The next day I drove to Hampton Court to visit the palace, the stud, and my old friend Lady ——. Of all three I found the first the least altered, and the celebrated vine laden as usual with grapes. It had considerably above a thousand bunches, and completely covered a hot-house of seventy-five feet long by twenty-five wide. In a corner stood, like the dim progenitor of a haughty race, its brown stem, as lost and obscure as if it did not belong to the magnificent canopy of leaves and fruit which owe their existence to it alone.

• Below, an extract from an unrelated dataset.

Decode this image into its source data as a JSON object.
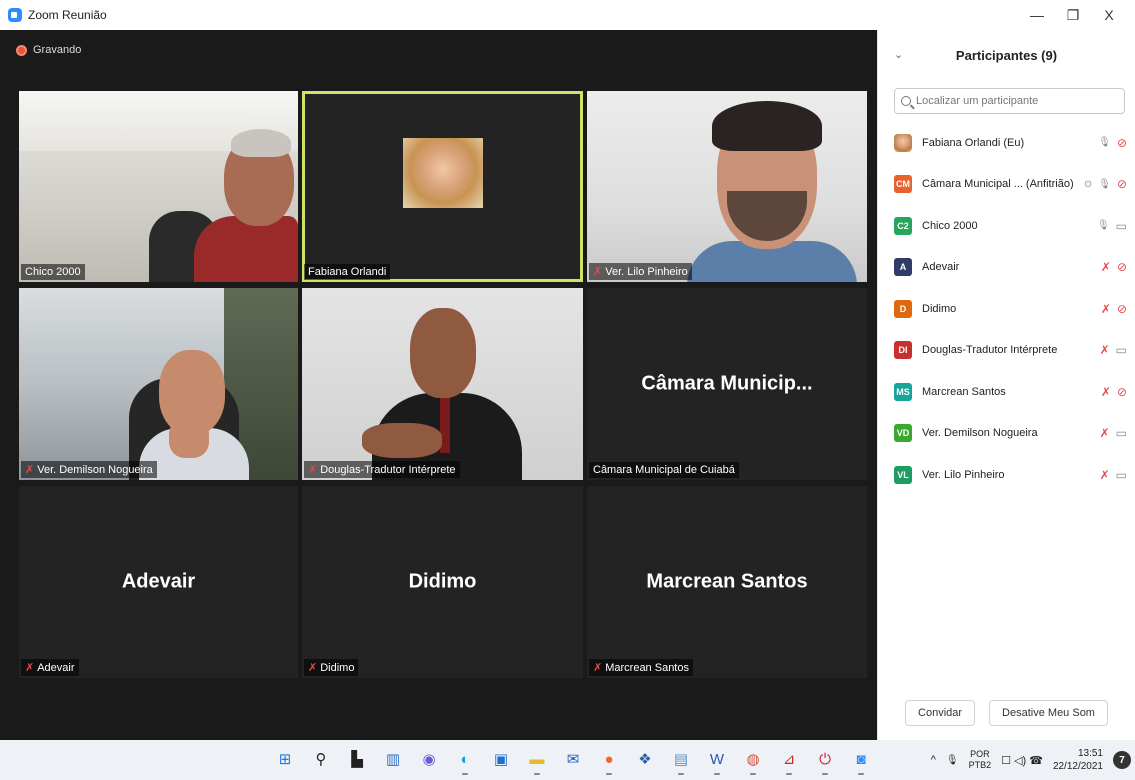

Most of the rooms in the palace have still the same furniture as in the time of William the Third. The torn chairs and curtains are carefully preserved. The walls are hung with many interesting and admirable pictures;—above all, the celebrated Cartoons of Raphael, which, however, are soon to be transferred to the King’s new palace. I must only mention two fine portraits,—that of Wolsey, the haughty founder of this palace, and that of Henry the Eighth, his treacherous master. Both are admirable and highly characteristic. You remember that fat lawyer whom we had such difficulty in getting rid of; with an animal expression of countenance, sensual, bloodthirsty as far as the present times render it possible to be so, clever, subtle, full of talent and of craft, with boundless haughtiness, and yet a resistless tendency to the vulgar, and, lastly, utterly and frankly devoid of all conscience;—give the picture of Henry a green frock-coat and pearl buttons, and you have a most faithful portrait of him.

Nature continually repeats herself in different ‘nuances,’—they vary according to the state of mankind and of the world.

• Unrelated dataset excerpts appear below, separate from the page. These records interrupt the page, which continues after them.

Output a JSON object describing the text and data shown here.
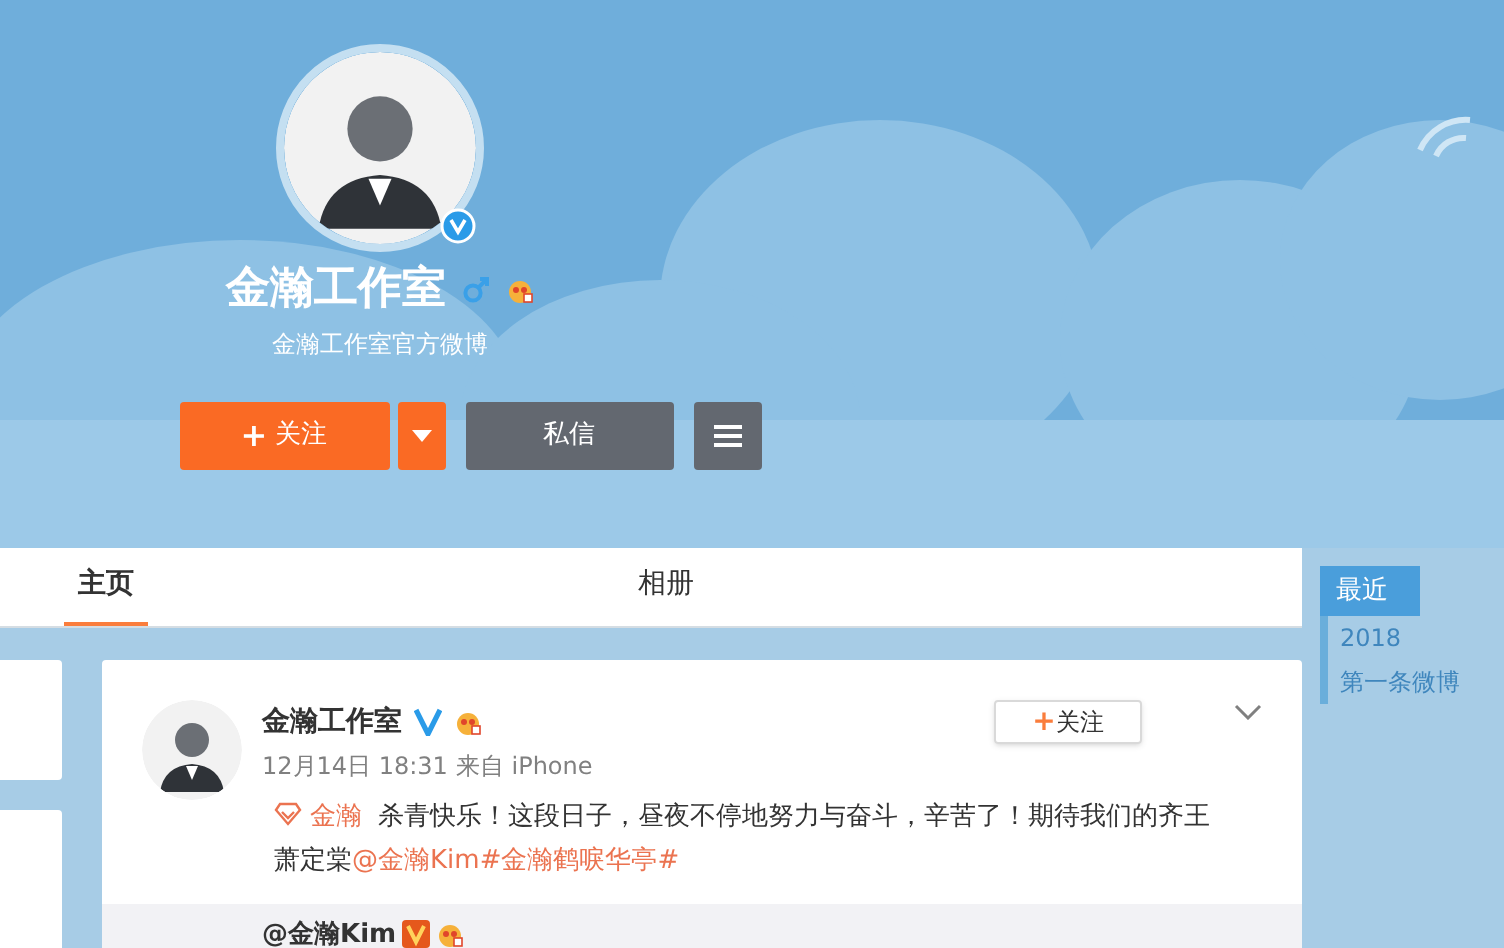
{
  "profile": {
    "name": "金瀚工作室",
    "description": "金瀚工作室官方微博",
    "follow_button": {
      "plus": "+",
      "label": "关注"
    },
    "message_button": "私信"
  },
  "tabs": [
    {
      "label": "主页",
      "selected": true
    },
    {
      "label": "相册",
      "selected": false
    }
  ],
  "timeline": [
    {
      "label": "最近",
      "selected": true
    },
    {
      "label": "2018",
      "selected": false
    },
    {
      "label": "第一条微博",
      "selected": false
    }
  ],
  "post": {
    "author": "金瀚工作室",
    "date": "12月14日 18:31",
    "source": "来自 iPhone",
    "follow_button": {
      "plus": "+",
      "label": "关注"
    },
    "segments": [
      {
        "kind": "super",
        "text": "金瀚"
      },
      {
        "kind": "text",
        "text": "杀青快乐！这段日子，昼夜不停地努力与奋斗，辛苦了！期待我们的齐王萧定棠"
      },
      {
        "kind": "link",
        "text": "@金瀚Kim"
      },
      {
        "kind": "link",
        "text": "#金瀚鹤唳华亭#"
      }
    ],
    "repost_author": "@金瀚Kim"
  }
}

In the night I was very nearly suffocated. The Jocrisse I imported, who had probably been too hospitably entertained by some English acquaintance, thought proper to take the coals out of the fireplace while I was asleep, and left them standing in my room in a lackered coal-scuttle. A frightful smoke and infernal smell fortunately awoke me just as I was dreaming that I was a courtier of Henry the Eighth, and was paying my court to a French beauty at the Champ du Drap d’Or; otherwise I should have gone to meet the fair one of my dream in heaven.

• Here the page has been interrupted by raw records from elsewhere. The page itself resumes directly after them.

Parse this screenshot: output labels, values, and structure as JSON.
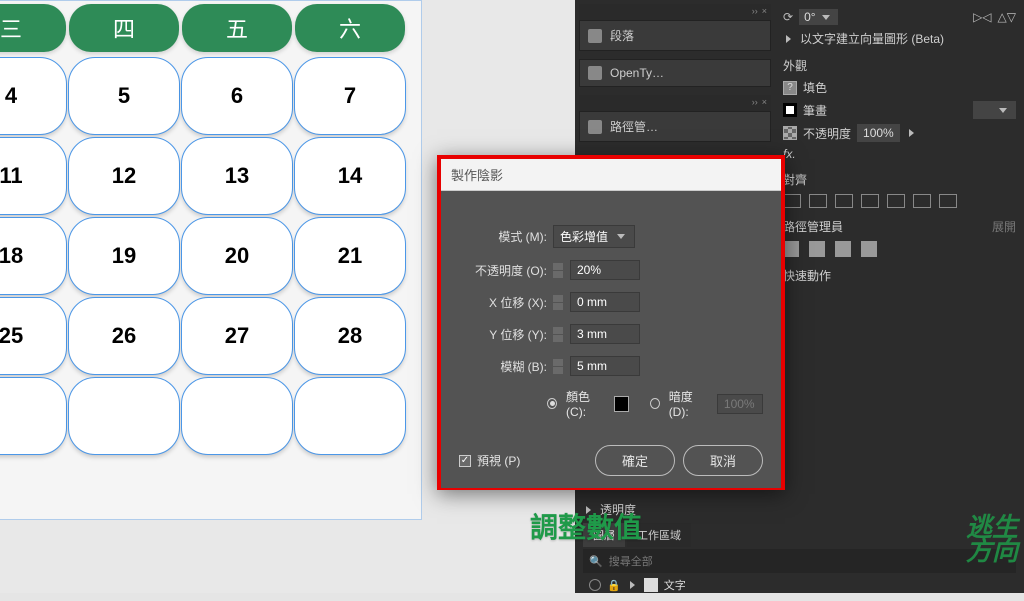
{
  "calendar": {
    "headers": [
      "三",
      "四",
      "五",
      "六"
    ],
    "rows": [
      [
        "4",
        "5",
        "6",
        "7"
      ],
      [
        "11",
        "12",
        "13",
        "14"
      ],
      [
        "18",
        "19",
        "20",
        "21"
      ],
      [
        "25",
        "26",
        "27",
        "28"
      ],
      [
        "",
        "",
        "",
        ""
      ]
    ]
  },
  "topPanels": {
    "segment": "段落",
    "opentype": "OpenTy…",
    "pathMgrShort": "路徑管…",
    "textVectorBeta": "以文字建立向量圖形 (Beta)"
  },
  "appearance": {
    "section": "外觀",
    "fill": "填色",
    "stroke": "筆畫",
    "strokeSwatch": "#ffffff",
    "opacityLabel": "不透明度",
    "opacityValue": "100%",
    "fx": "fx.",
    "rotateValue": "0°"
  },
  "align": {
    "section": "對齊"
  },
  "pathfinder": {
    "section": "路徑管理員",
    "expand": "展開"
  },
  "quickActions": {
    "section": "快速動作"
  },
  "transparency": {
    "label": "透明度"
  },
  "layers": {
    "tab1": "圖層",
    "tab2": "工作區域",
    "searchPlaceholder": "搜尋全部",
    "row1": "文字"
  },
  "dialog": {
    "title": "製作陰影",
    "modeLabel": "模式 (M):",
    "modeValue": "色彩增值",
    "opacityLabel": "不透明度 (O):",
    "opacityValue": "20%",
    "xLabel": "X 位移 (X):",
    "xValue": "0 mm",
    "yLabel": "Y 位移 (Y):",
    "yValue": "3 mm",
    "blurLabel": "模糊 (B):",
    "blurValue": "5 mm",
    "colorLabel": "顏色 (C):",
    "darknessLabel": "暗度 (D):",
    "darknessValue": "100%",
    "preview": "預視 (P)",
    "ok": "確定",
    "cancel": "取消"
  },
  "annotation": "調整數值",
  "watermark": {
    "l1": "逃生",
    "l2": "方向"
  }
}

Almost like that heaven, as distant and as lovely, appears to me the place where you are dwelling, my truest friend: and thus I send you the kiss of peace across the sea, and close my first English letter, wishing you health and every blessing.

Your devoted L——.

LETTER IV.

London, Oct. 15th, 1826.

It seems to me that I shall never get accustomed to this climate, for ever since my landing I have felt perpetually unwell. However, so long as I am not confined to my chamber, I do not suffer it to depress me much; I ride a great deal in the lovely cultivated environs of London, and do not abstain from my walks about the town.